I neglected to check my work, bought a new, strong power supply…and supplied the wrong voltage to the RUMBA, which did a good job of approximating an incense burner.
Also note how the trace did a pretty good approximation of a fuse, while the poly fuses did a pretty good approximation of…well…not fuses, that’s for sure.
<3 @Kyle_Wade , I still got a lot to learn from him. Give that bastard pretty much any PCB, and in 5 minutes he’ll have the damn thing figured out and hooked up to a microcontroller and outputting stuff. Or up to an oscilloscope and tell you how it’s supposed to be fixed. >_>
I’m on my second replacement rumba, the previous 2 had trace issues (1 short and one bad trace) . They do seem to have a high fault ratio so it may be worth confirming if you did anything that voided the warranty. They are supposed to be good up to 24V so you must have had a real beefy power supply. What voltage was it set to?

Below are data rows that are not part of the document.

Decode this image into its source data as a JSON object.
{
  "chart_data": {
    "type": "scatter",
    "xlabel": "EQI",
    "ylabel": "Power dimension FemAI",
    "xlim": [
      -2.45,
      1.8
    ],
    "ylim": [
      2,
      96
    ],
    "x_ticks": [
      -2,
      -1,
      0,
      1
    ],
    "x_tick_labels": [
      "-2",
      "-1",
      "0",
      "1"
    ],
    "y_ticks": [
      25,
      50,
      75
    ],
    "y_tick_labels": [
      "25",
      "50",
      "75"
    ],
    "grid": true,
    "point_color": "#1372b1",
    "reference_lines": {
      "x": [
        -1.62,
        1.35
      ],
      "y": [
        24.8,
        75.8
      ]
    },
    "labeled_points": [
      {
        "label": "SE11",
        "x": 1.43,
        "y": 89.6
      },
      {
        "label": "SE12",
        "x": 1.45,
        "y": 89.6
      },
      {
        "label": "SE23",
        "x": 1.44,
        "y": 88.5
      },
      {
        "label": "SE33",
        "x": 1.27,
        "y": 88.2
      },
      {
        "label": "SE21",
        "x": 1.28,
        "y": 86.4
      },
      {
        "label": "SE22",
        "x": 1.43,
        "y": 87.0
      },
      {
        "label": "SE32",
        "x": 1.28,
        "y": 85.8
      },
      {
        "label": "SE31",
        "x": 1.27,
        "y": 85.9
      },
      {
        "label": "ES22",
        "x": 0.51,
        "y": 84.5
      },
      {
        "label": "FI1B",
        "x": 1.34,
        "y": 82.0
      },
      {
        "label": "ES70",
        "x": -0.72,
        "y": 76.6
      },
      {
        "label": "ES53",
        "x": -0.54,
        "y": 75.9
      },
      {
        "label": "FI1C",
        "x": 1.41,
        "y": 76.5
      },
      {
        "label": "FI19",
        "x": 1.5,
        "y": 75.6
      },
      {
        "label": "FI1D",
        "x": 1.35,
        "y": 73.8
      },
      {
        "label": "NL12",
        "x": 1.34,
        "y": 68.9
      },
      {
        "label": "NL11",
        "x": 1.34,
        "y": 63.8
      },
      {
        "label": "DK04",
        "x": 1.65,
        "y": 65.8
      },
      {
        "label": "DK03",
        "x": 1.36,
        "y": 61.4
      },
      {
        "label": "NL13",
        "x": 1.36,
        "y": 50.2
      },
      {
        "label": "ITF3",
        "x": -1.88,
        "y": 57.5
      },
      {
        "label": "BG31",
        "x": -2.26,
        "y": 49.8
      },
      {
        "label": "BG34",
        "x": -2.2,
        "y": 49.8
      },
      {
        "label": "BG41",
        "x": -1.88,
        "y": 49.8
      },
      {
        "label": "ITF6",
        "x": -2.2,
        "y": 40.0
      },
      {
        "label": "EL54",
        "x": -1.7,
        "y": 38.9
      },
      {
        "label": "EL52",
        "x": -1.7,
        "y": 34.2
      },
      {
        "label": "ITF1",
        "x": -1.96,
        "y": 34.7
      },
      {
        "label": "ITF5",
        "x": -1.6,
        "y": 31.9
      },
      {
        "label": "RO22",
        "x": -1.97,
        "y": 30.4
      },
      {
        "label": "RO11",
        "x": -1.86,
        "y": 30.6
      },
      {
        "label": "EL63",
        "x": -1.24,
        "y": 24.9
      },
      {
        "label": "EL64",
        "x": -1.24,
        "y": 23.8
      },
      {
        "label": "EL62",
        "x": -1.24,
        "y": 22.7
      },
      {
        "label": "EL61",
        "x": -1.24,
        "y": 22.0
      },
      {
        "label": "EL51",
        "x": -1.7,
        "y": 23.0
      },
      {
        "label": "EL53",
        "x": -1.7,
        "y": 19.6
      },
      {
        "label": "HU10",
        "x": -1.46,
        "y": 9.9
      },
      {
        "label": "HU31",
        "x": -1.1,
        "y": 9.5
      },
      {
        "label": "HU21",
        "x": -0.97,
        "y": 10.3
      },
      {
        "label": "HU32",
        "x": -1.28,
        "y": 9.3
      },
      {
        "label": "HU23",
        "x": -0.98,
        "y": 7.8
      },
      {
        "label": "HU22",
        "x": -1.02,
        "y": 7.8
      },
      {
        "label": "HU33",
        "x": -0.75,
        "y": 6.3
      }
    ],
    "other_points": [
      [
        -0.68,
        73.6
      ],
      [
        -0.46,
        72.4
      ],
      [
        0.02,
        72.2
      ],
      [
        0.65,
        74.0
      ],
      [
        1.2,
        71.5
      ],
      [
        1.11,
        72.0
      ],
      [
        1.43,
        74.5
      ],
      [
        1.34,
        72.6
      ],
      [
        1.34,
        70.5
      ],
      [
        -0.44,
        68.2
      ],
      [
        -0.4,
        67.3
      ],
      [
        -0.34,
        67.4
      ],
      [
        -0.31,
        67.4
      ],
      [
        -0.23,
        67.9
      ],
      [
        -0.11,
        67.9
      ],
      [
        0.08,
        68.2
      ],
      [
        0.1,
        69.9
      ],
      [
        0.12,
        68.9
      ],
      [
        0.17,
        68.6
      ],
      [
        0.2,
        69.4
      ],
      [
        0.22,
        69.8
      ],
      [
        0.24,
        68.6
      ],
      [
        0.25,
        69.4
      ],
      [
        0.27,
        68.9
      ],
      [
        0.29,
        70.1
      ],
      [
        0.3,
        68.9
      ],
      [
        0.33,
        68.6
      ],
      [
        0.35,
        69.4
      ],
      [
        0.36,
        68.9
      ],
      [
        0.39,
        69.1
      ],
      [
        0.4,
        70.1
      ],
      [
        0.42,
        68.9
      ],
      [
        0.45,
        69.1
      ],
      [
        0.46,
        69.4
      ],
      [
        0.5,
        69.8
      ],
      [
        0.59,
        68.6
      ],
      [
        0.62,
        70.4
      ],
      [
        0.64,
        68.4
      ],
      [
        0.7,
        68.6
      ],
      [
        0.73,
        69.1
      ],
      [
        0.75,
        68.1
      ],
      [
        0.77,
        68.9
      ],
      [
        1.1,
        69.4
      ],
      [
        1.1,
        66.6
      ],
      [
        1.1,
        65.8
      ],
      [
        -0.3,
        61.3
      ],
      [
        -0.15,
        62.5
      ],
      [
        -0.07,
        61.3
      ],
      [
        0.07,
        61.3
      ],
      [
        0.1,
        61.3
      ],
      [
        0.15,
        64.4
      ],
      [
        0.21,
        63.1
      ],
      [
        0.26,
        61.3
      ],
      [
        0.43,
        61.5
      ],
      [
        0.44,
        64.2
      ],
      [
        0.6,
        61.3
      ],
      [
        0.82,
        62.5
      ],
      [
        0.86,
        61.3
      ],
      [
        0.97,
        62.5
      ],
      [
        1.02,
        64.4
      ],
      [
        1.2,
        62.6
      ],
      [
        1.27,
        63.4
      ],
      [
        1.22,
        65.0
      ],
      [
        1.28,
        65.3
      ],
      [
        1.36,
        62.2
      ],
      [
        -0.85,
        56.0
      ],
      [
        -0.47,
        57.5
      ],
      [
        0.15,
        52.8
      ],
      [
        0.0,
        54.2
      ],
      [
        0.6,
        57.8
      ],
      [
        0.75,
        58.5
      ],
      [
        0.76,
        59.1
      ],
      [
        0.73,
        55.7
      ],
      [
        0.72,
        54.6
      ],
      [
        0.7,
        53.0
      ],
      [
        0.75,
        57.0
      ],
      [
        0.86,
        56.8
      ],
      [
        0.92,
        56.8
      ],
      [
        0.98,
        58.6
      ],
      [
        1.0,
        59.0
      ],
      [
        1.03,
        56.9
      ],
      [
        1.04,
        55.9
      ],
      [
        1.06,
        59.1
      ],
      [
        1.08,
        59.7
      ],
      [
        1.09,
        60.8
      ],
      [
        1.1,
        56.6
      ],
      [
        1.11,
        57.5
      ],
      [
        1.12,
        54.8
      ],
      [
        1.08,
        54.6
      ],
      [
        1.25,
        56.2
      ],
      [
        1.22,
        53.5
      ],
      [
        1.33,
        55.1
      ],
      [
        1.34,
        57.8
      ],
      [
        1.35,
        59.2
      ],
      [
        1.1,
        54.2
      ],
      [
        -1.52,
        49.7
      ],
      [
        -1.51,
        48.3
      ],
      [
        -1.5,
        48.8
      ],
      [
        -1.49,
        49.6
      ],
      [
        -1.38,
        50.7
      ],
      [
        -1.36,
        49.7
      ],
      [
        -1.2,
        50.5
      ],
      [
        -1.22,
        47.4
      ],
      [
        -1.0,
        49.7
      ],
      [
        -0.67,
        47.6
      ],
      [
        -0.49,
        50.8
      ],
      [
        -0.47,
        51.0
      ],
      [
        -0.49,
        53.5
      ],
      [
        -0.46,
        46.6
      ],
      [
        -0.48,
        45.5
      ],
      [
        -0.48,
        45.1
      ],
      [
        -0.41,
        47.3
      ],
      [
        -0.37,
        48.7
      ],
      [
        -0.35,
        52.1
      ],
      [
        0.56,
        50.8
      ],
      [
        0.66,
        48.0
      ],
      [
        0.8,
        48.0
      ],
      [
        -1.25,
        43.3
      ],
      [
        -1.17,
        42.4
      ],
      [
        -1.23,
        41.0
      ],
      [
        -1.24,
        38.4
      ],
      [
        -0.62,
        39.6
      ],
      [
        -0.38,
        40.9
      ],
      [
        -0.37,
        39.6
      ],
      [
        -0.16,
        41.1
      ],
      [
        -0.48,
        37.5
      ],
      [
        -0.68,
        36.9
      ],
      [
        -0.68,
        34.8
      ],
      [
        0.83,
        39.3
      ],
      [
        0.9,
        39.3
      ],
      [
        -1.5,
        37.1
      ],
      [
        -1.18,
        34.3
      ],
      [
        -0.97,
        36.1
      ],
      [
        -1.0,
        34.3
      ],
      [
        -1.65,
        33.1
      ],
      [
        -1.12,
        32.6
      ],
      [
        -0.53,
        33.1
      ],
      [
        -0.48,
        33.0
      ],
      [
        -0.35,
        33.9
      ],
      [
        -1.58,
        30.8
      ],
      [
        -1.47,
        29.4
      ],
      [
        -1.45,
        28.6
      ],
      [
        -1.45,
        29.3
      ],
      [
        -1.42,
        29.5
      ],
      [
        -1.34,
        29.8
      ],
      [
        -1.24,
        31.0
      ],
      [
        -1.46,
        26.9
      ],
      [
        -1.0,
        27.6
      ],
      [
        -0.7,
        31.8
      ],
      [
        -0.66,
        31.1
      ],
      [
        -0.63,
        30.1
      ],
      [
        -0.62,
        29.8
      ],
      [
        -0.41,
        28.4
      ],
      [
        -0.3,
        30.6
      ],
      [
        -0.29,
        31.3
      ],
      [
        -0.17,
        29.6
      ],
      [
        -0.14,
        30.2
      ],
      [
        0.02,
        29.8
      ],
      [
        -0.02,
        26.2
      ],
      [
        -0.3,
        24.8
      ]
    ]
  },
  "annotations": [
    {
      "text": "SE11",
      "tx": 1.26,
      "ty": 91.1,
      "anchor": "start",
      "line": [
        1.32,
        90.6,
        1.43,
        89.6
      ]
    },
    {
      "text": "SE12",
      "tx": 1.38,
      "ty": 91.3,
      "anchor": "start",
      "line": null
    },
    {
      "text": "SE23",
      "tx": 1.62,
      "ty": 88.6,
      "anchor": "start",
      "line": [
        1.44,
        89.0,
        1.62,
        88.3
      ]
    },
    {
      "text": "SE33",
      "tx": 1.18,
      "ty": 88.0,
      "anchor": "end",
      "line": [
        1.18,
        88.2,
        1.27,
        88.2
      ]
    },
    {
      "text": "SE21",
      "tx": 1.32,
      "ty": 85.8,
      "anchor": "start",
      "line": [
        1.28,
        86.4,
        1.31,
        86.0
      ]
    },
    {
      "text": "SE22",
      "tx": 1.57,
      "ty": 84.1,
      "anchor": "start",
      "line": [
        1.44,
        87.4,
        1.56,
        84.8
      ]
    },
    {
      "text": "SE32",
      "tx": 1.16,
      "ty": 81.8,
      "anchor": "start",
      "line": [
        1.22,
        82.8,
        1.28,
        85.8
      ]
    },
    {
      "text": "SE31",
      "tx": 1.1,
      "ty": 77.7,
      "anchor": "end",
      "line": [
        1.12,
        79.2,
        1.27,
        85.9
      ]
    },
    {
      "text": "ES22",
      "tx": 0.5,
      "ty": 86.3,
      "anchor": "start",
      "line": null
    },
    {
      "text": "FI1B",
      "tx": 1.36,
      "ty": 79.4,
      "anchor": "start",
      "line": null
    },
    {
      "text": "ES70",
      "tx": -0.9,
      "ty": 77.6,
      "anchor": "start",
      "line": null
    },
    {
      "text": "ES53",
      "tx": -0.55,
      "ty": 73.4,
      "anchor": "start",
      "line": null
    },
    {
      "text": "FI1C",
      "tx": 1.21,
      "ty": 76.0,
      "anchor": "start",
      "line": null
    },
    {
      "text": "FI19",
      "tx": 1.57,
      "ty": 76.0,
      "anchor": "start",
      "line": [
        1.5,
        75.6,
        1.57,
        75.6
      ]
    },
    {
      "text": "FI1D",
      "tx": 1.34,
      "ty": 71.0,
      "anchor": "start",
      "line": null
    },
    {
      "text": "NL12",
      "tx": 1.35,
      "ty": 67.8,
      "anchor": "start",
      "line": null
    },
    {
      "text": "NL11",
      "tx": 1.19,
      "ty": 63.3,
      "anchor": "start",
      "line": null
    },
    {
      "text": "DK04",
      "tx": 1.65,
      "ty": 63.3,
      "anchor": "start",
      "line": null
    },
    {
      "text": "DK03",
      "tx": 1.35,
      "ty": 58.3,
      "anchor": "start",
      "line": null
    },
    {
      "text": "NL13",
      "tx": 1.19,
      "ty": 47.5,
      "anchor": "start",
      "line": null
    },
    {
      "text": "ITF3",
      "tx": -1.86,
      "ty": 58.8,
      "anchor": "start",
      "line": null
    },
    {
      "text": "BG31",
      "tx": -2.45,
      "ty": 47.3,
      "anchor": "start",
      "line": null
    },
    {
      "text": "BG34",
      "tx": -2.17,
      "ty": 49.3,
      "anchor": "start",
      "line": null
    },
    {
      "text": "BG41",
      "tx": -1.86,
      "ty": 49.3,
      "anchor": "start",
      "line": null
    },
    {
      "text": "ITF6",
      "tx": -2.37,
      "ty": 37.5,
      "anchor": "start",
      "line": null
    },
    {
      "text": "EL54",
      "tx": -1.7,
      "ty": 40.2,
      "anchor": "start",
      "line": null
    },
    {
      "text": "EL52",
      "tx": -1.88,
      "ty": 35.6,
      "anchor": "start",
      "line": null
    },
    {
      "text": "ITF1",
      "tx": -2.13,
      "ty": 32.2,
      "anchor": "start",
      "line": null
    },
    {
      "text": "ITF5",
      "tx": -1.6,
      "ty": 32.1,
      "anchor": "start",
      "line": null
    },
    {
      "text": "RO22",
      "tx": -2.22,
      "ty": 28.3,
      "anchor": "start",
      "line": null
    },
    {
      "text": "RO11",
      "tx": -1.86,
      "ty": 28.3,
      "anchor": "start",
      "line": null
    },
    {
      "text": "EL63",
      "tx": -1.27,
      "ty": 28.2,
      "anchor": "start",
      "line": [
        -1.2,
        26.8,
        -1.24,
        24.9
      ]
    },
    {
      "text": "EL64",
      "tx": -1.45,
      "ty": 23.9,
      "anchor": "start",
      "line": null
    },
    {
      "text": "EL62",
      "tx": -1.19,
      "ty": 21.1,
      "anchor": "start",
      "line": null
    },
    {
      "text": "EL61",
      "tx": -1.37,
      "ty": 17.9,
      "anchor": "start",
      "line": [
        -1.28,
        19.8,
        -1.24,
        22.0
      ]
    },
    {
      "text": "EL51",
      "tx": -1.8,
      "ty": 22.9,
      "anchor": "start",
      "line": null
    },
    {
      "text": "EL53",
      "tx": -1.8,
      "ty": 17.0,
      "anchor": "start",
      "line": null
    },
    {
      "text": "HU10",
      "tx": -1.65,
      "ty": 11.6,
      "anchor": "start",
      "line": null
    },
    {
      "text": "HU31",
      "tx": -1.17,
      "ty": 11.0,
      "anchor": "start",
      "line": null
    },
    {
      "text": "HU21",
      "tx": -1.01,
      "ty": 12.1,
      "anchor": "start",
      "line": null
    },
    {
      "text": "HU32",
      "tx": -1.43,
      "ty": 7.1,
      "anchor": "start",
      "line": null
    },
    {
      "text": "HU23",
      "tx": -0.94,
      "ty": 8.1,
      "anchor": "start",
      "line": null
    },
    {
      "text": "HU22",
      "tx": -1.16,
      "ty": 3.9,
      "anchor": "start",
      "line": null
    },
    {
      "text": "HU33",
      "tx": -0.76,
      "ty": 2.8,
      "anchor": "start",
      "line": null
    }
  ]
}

That’s the thing. I bought a new 600w ATX supply, and used the 5v lead off one of the Molex’s instead of the 12v…polarity was correct, I can only assume it cranked a whole lot of amperage through things.
I’ll contact reprapdiscount, but this is honestly something WAY beyond my EE skills. I have learned that the potential draw is seriously important, and…my EE knowledge is less than perfect. It’s one of the reasons I waited this long to get into 3d printing, knowing that a big part of it is little more than black magic to me.
It’s also a circuit that drives a GREAT BIG HEATER. If the only device being powered by the 600 watt power supply is over a 5v circuit, it could potentially say ‘okay, drink 5v from the firehose.’ I dunno, it’s not part of my skillset.
hmm odd. fuses work on the current not voltage, so if you overvoltaged I could see that happening and the fuses not triggering. if you udnervolted and the amps did go up, the fuses would have triggered.